Entgegen der Auffassung des Beklagten steht der Flurneuordnungsbehörde nicht in entsprechender Anwendung des § 56 Satz 3 FlurbG die Befugnis zu, die Grenzen festzulegen. Danach können die nach § 56 Satz 2 FlurbG erforderlichen Grenzanerkennungen durch die Eigentümer der an das Flurbereinigungsgebiet angrenzenden Grundstücke durch Bestimmungen des Flurbereinigungsplans ersetzt werden. Die unmittelbare Anwendbarkeit der Regelung kommt nicht in Betracht, weil die streitige Grenze nicht die Außengrenze des Flurbereinigungsgebietes ist. Für eine entsprechende Anwendung dieser Regelung besteht ein Bedürfnis jedenfalls in den Fällen nicht, in denen die Einbeziehung der Grundstücke - wie hier - nicht erforderlich ist, um das Flurbereinigungsgebiet unter Beachtung der Landschaftsstruktur, den gegeneinander abzuwägenden Interessen der Beteiligten, den Interessen der allgemeinen Landeskultur und der Landentwicklung und den Erfordernissen des Wohls der Allgemeinheit entsprechend neu zu gestalten (vgl. § 37 Abs. 1 Satz 1 FlurbG). Die Beilegung eines nachbarlichen Grenzstreits ist grundsätzlich nicht Aufgabe des Bodenneuordnungs- oder Flurbereinigungsverfahrens. Ohne Erfolg macht der Beklagte in diesem Zusammenhang geltend, die Behörde dürfe die Grenze feststellen, weil sie nach § 37 Abs. 1 Satz 4 FlurbG sogar dazu befugt sei, Grundstücksgrenzen zu verschieben, um einen Überbau zu beseitigen. Denn anders als bei der Beseitigung einer Überbauung von unstreitigen Grenzen, wo die Beteiligten für die eingebrachten Flächen in Land oder Geld abgefunden werden, ist im vorliegenden Fall wegen des streitigen Grenzverlaufs nicht feststellbar, in welchem Umfang die Kläger Grundeigentum eingebracht haben.

Das folgt auch aus der Regelung in den §§ 5 Abs. 7 Satz 1, 12 Satz 1 BoSoG. Gemäß § 5 Abs. 7 Satz 1 BoSoG ist ein Bodensonderungsverfahren unzulässig, solange ein Verfahren nach dem 8. Abschnitt des Landwirtschaftsanpassungsgesetzes anhängig ist. Die Sonderungsbehörde kann Bodensonderungsverfahren aussetzen, soweit im Plangebiet ein Bodenordnungs- oder Flurbereinigungsverfahren eingeleitet wird.
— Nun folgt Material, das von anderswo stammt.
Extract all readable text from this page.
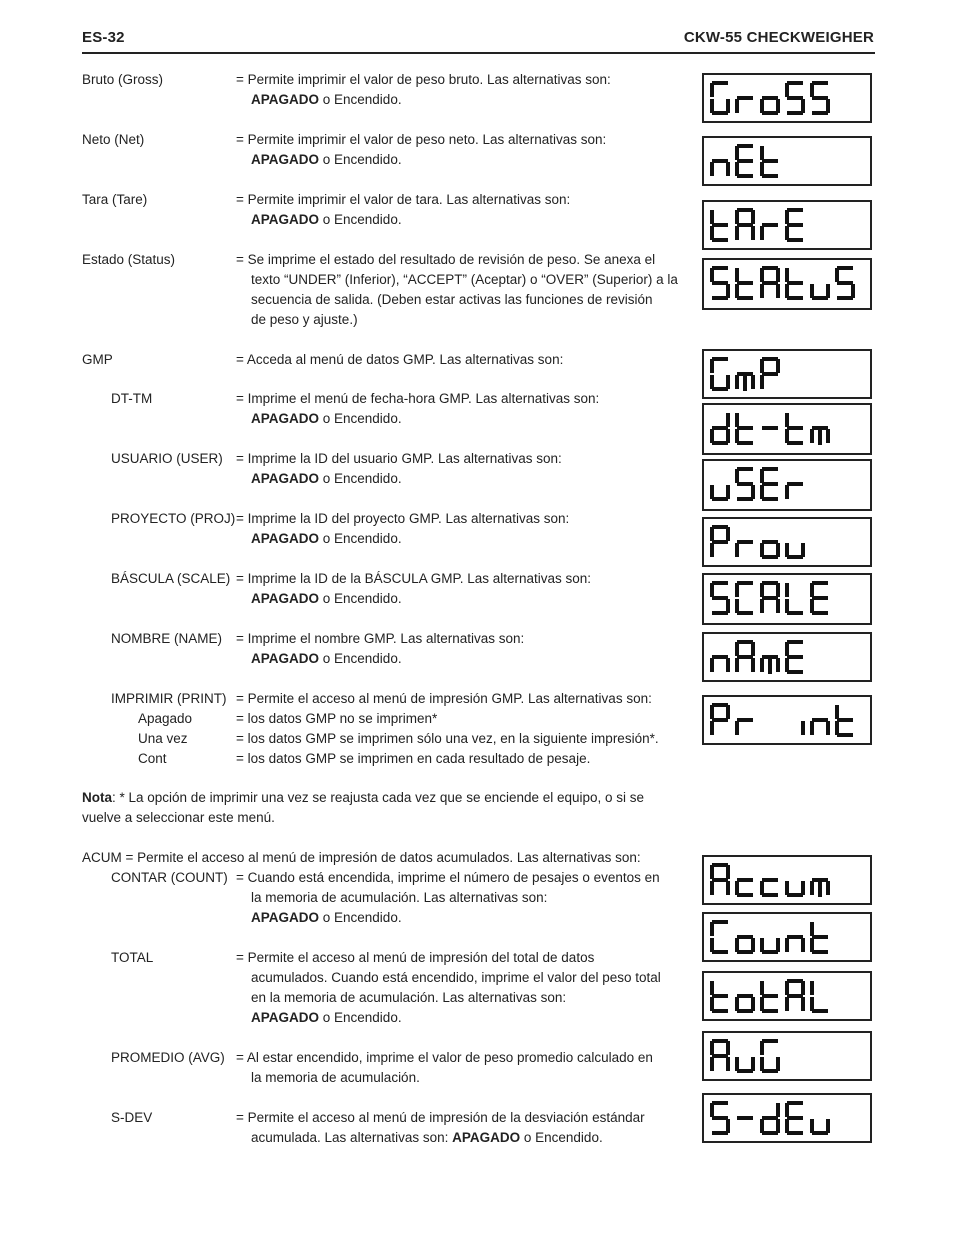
ES-32	CKW-55 CHECKWEIGHER
Bruto (Gross)	= Permite imprimir el valor de peso bruto. Las alternativas son:
APAGADO o Encendido.
Neto (Net)	= Permite imprimir el valor de peso neto. Las alternativas son:
APAGADO o Encendido.
Tara (Tare)	= Permite imprimir el valor de tara. Las alternativas son:
APAGADO o Encendido.
Estado (Status)	= Se imprime el estado del resultado de revisión de peso. Se anexa el
texto “UNDER” (Inferior), “ACCEPT” (Aceptar) o “OVER” (Superior) a la
secuencia de salida. (Deben estar activas las funciones de revisión
de peso y ajuste.)
GMP	= Acceda al menú de datos GMP. Las alternativas son:
DT-TM	= Imprime el menú de fecha-hora GMP. Las alternativas son:
APAGADO o Encendido.
USUARIO (USER) = Imprime la ID del usuario GMP. Las alternativas son:
APAGADO o Encendido.
PROYECTO (PROJ) = Imprime la ID del proyecto GMP. Las alternativas son:
APAGADO o Encendido.
BÁSCULA (SCALE) = Imprime la ID de la BÁSCULA GMP. Las alternativas son:
APAGADO o Encendido.
NOMBRE (NAME) = Imprime el nombre GMP. Las alternativas son:
APAGADO o Encendido.
IMPRIMIR (PRINT) = Permite el acceso al menú de impresión GMP. Las alternativas son:
Apagado	= los datos GMP no se imprimen*
Una vez	= los datos GMP se imprimen sólo una vez, en la siguiente impresión*.
Cont	= los datos GMP se imprimen en cada resultado de pesaje.
Nota: * La opción de imprimir una vez se reajusta cada vez que se enciende el equipo, o si se
vuelve a seleccionar este menú.
ACUM = Permite el acceso al menú de impresión de datos acumulados. Las alternativas son:
CONTAR (COUNT) = Cuando está encendida, imprime el número de pesajes o eventos en
la memoria de acumulación. Las alternativas son:
APAGADO o Encendido.
TOTAL	= Permite el acceso al menú de impresión del total de datos
acumulados. Cuando está encendido, imprime el valor del peso total
en la memoria de acumulación. Las alternativas son:
APAGADO o Encendido.
PROMEDIO (AVG) = Al estar encendido, imprime el valor de peso promedio calculado en
la memoria de acumulación.
S-DEV	= Permite el acceso al menú de impresión de la desviación estándar
acumulada. Las alternativas son: APAGADO o Encendido.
Zweck dieser gesetzlichen Regelung, die nach dem Wortlaut der Bestimmungen einen Vorrang des Bodenordnungs- bzw. Flurbereinigungsverfahrens vor einem Bodensonderungsverfahren vorsehen, ist es, die Einleitung eines Bodensonderungsverfahrens zu verhindern, solange der Zweck des Verfahrens, die Eigentumsverhältnisse entsprechend den tatsächlichen Gegebenheiten neu zu ordnen, im Flurbereinigungs- oder Bodenordnungsverfahren erreicht werden kann (BT-Drucks. 12/5553, S. 143). Kann eine Neuordnung der Eigentumsverhältnisse nicht erreicht werden, so steht das Flurbereinigungsverfahren unter dem Vorbehalt des Abschlusses des Bodensonderungsverfahrens. Denn eine Flurneuordnung setzt - wie der Gesetzgeber zutreffend erkannt hat - stets die Feststellung des Bestandes voraus (BT-Drucks. 12/5553, S. 149).